Mehr Prävention wagen
Und wo könnte die Politik ein besseres Vorbild für präventive Medizin finden als in der Zahnmedizin. Die Patienten kommen regelmäßig auch ohne Beschwerden – zur Kontrolle. Die Bema-Positionen 01 „Untersuchung“ und Ä1 „Beratung“ sind mit Abstand die häufigsten Abrechnungsziffern. Die GKV übernimmt die Kosten für die Verhütung von Zahnerkrankungen in Form der Gruppen- und Individualprophylaxe, für Früherkennungsuntersuchungen bis zum 6. Lebensjahr, für zahnärztliches Präventionsmanagement bei Pflegebedürftigen oder Menschen mit Behinderungen und für zusätzliche Leistungen im Rahmen der aufsuchenden Versorgung. Zudem verpflichtet der Gesetzgeber die Vertragszahnärzte zum Abschluss von Kooperationsverträgen mit stationären Pflegeeinrichtungen. Dazu kommt der Meilenstein der Aufnahme der präventionsorientierten Parodontitistherapie in den GKV-Leistungskatalog – jedenfalls bis zum Zeitpunkt seiner widersinnigen Budgetierung unter Lauterbach durch das GKV-FinStG.

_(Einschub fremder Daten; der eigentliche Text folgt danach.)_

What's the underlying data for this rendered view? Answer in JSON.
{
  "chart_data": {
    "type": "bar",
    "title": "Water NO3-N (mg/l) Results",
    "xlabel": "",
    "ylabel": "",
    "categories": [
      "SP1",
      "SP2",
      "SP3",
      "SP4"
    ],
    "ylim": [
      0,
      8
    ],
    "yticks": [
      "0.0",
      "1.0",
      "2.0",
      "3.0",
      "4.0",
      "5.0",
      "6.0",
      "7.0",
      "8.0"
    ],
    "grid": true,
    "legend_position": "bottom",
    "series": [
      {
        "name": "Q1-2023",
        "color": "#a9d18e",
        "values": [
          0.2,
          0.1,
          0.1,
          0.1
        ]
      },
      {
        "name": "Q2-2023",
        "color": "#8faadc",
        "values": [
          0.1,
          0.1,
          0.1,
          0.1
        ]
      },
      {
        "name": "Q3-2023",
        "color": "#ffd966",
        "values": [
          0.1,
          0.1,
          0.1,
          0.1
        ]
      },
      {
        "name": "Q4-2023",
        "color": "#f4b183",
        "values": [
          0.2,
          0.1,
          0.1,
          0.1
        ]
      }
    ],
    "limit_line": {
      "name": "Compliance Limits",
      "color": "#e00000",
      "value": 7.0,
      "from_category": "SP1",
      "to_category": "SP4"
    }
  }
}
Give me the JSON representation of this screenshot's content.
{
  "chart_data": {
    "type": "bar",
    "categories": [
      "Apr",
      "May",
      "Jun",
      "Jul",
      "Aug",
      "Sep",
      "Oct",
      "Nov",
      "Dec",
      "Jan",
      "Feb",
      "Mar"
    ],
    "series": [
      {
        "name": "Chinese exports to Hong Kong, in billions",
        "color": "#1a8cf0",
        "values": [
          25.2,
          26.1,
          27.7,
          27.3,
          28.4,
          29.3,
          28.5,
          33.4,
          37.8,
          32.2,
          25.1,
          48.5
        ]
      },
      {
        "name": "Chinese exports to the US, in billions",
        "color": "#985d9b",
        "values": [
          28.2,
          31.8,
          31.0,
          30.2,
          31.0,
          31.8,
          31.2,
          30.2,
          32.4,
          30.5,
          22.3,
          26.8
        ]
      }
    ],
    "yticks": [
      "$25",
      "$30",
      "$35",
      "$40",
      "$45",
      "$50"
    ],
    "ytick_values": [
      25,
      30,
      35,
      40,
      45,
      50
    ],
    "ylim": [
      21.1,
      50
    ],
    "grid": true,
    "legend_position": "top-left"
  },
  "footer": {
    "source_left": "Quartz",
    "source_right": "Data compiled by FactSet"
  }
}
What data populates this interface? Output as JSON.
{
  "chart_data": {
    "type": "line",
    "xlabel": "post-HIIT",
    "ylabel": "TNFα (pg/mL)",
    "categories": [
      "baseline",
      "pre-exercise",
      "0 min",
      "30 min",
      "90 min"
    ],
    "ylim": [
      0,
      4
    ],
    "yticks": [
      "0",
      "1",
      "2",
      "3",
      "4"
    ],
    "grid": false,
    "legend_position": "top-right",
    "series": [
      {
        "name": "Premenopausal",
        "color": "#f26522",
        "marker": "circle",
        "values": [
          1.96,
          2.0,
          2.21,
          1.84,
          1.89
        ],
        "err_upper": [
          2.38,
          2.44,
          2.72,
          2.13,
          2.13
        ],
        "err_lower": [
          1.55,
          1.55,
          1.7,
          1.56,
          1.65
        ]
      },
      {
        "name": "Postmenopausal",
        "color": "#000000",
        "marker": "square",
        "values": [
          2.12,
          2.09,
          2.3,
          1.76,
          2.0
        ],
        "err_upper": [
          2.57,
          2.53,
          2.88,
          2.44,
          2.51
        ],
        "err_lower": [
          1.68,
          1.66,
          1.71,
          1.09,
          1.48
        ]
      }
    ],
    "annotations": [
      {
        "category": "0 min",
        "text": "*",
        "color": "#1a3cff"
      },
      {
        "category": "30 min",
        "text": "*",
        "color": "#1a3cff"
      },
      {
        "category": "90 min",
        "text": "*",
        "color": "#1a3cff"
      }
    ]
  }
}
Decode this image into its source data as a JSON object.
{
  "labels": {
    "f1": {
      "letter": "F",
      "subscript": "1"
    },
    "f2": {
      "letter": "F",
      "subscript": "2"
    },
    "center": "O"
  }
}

Ja, Prävention kostet im ersten Moment Geld, im zweiten spart sie aber mehr als sie kostet und hat den wunderbaren Vorteil, dass Menschen gesünder bleiben. Also Herr Lauterbach, lassen Sie sich an den Taten messen, nicht an schönen Worten und heben Sie die PAR-Budgetierung auf.